What Is My Delta

How to decide between two jobs (or two paths)

By Damian Seguin · Published 2026-06-13 · Updated 2026-06-13

Short answer: Do not start by comparing the two options. Start by defining what you are actually deciding. Name the one real constraint you are trying to satisfy (money, meaning, autonomy, growth, stability, or pace), score each option against that constraint, then run a cheap test to get real evidence before committing. The option that better serves your true constraint, confirmed by a small test, is the answer. What Is My Delta (WIMD) runs this as eight questions. The first run is free.

The mistake almost everyone makes

Faced with two jobs, most people build a long pros and cons list. It feels rigorous and it hides the actual decision, because it treats every factor as equally important. Salary, commute, title, and "do I respect the people" all get one line each. The real decision is almost always driven by one or two constraints that matter far more than the rest. A balanced list buries them.

A better method

StepWhat you do
1. Name the constraintDecide the single thing this choice is really about right now: money, meaning, autonomy, growth, stability, or pace.

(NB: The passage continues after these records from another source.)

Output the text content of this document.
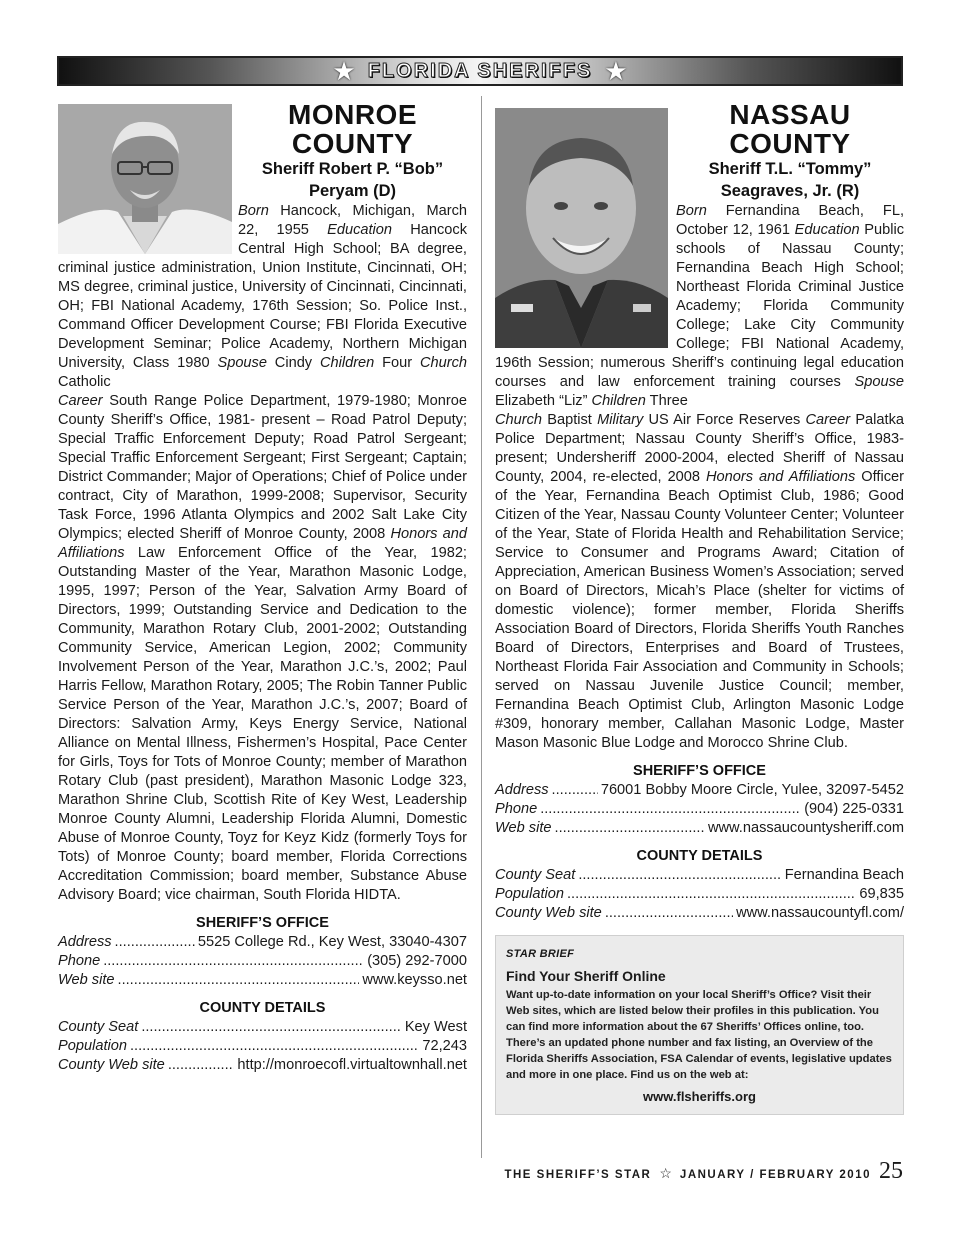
★ FLORIDA SHERIFFS ★
MONROE COUNTY
Sheriff Robert P. “Bob” Peryam (D)
Born Hancock, Michigan, March 22, 1955 Education Hancock Central High School; BA degree, criminal justice administration, Union Institute, Cincinnati, OH; MS degree, criminal justice, University of Cincinnati, Cincinnati, OH; FBI National Academy, 176th Session; So. Police Inst., Command Officer Development Course; FBI Florida Executive Development Seminar; Police Academy, Northern Michigan University, Class 1980 Spouse Cindy Children Four Church Catholic
Career South Range Police Department, 1979-1980; Monroe County Sheriff’s Office, 1981- present – Road Patrol Deputy; Special Traffic Enforcement Deputy; Road Patrol Sergeant; Special Traffic Enforcement Sergeant; First Sergeant; Captain; District Commander; Major of Operations; Chief of Police under contract, City of Marathon, 1999-2008; Supervisor, Security Task Force, 1996 Atlanta Olympics and 2002 Salt Lake City Olympics; elected Sheriff of Monroe County, 2008 Honors and Affiliations Law Enforcement Office of the Year, 1982; Outstanding Master of the Year, Marathon Masonic Lodge, 1995, 1997; Person of the Year, Salvation Army Board of Directors, 1999; Outstanding Service and Dedication to the Community, Marathon Rotary Club, 2001-2002; Outstanding Community Service, American Legion, 2002; Community Involvement Person of the Year, Marathon J.C.’s, 2002; Paul Harris Fellow, Marathon Rotary, 2005; The Robin Tanner Public Service Person of the Year, Marathon J.C.’s, 2007; Board of Directors: Salvation Army, Keys Energy Service, National Alliance on Mental Illness, Fishermen’s Hospital, Pace Center for Girls, Toys for Tots of Monroe County; member of Marathon Rotary Club (past president), Marathon Masonic Lodge 323, Marathon Shrine Club, Scottish Rite of Key West, Leadership Monroe County Alumni, Leadership Florida Alumni, Domestic Abuse of Monroe County, Toyz for Keyz Kidz (formerly Toys for Tots) of Monroe County; board member, Florida Corrections Accreditation Commission; board member, Substance Abuse Advisory Board; vice chairman, South Florida HIDTA.
SHERIFF’S OFFICE
Address .....	5525 College Rd., Key West, 33040-4307
Phone .....	(305) 292-7000
Web site .....	www.keysso.net
COUNTY DETAILS
County Seat .....	Key West
Population .....	72,243
County Web site .....	http://monroecofl.virtualtownhall.net
NASSAU COUNTY
Sheriff T.L. “Tommy” Seagraves, Jr. (R)
Born Fernandina Beach, FL, October 12, 1961 Education Public schools of Nassau County; Fernandina Beach High School; Northeast Florida Criminal Justice Academy; Florida Community College; Lake City Community College; FBI National Academy, 196th Session; numerous Sheriff’s continuing legal education courses and law enforcement training courses Spouse Elizabeth “Liz” Children Three
Church Baptist Military US Air Force Reserves Career Palatka Police Department; Nassau County Sheriff’s Office, 1983-present; Undersheriff 2000-2004, elected Sheriff of Nassau County, 2004, re-elected, 2008 Honors and Affiliations Officer of the Year, Fernandina Beach Optimist Club, 1986; Good Citizen of the Year, Nassau County Volunteer Center; Volunteer of the Year, State of Florida Health and Rehabilitation Service; Service to Consumer and Programs Award; Citation of Appreciation, American Business Women’s Association; served on Board of Directors, Micah’s Place (shelter for victims of domestic violence); former member, Florida Sheriffs Association Board of Directors, Florida Sheriffs Youth Ranches Board of Directors, Enterprises and Board of Trustees, Northeast Florida Fair Association and Community in Schools; served on Nassau Juvenile Justice Council; member, Fernandina Beach Optimist Club, Arlington Masonic Lodge #309, honorary member, Callahan Masonic Lodge, Master Mason Masonic Blue Lodge and Morocco Shrine Club.
SHERIFF’S OFFICE
Address .....	76001 Bobby Moore Circle, Yulee, 32097-5452
Phone .....	(904) 225-0331
Web site .....	www.nassaucountysheriff.com
COUNTY DETAILS
County Seat .....	Fernandina Beach
Population .....	69,835
County Web site .....	www.nassaucountyfl.com/
STAR BRIEF
Find Your Sheriff Online
Want up-to-date information on your local Sheriff’s Office? Visit their Web sites, which are listed below their profiles in this publication. You can find more information about the 67 Sheriffs’ Offices online, too. There’s an updated phone number and fax listing, an Overview of the Florida Sheriffs Association, FSA Calendar of events, legislative updates and more in one place. Find us on the web at:
www.flsheriffs.org
THE SHERIFF’S STAR ☆ JANUARY / FEBRUARY 2010 25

Pick one primary, at most one secondary.
2. Score against itRate each option only on how well it serves that constraint. Ignore factors that do not move it. The clutter falls away.
3. Find the unknownName the one thing you do not yet know that would change your answer. That unknown, not the whole decision, is what to test.
4. Run a cheap testGet evidence on that unknown: talk to someone doing the role, ask for a trial task, shadow a day, or read how people in it actually spend their time.
5. Decide and stay reversibleChoose the option that better serves the constraint. If it is genuinely a tie, pick the more reversible one and treat the first months as a test.

Why this works

Comparing options is optimizing. Naming the constraint is defining the problem, and defining comes first. When two jobs look "equally good," it almost always means you are comparing them on the wrong axis. Re-state what you are really optimizing for and the tie usually breaks on its own. This is the same principle behind everything What Is My Delta does: making a living is a problem to be solved, not a hole to be filled.

Common questions

How do I choose between two job offers?

Define the one constraint that matters most right now, score each offer against that constraint rather than a generic checklist, then run a cheap test (such as a conversation with someone in the role) to get real evidence before committing.

Should I just make a pros and cons list?

A pros and cons list treats every factor as equal, which hides the real decision. Name the single constraint that actually drives this choice and weight around it. A long balanced list usually means the problem is not defined yet.

What if both options look equally good?

That usually means you are comparing them on the wrong axis. Re-state what you are really optimizing for and the tie often breaks. If it genuinely does not, choose the more reversible option and treat the first months as a test.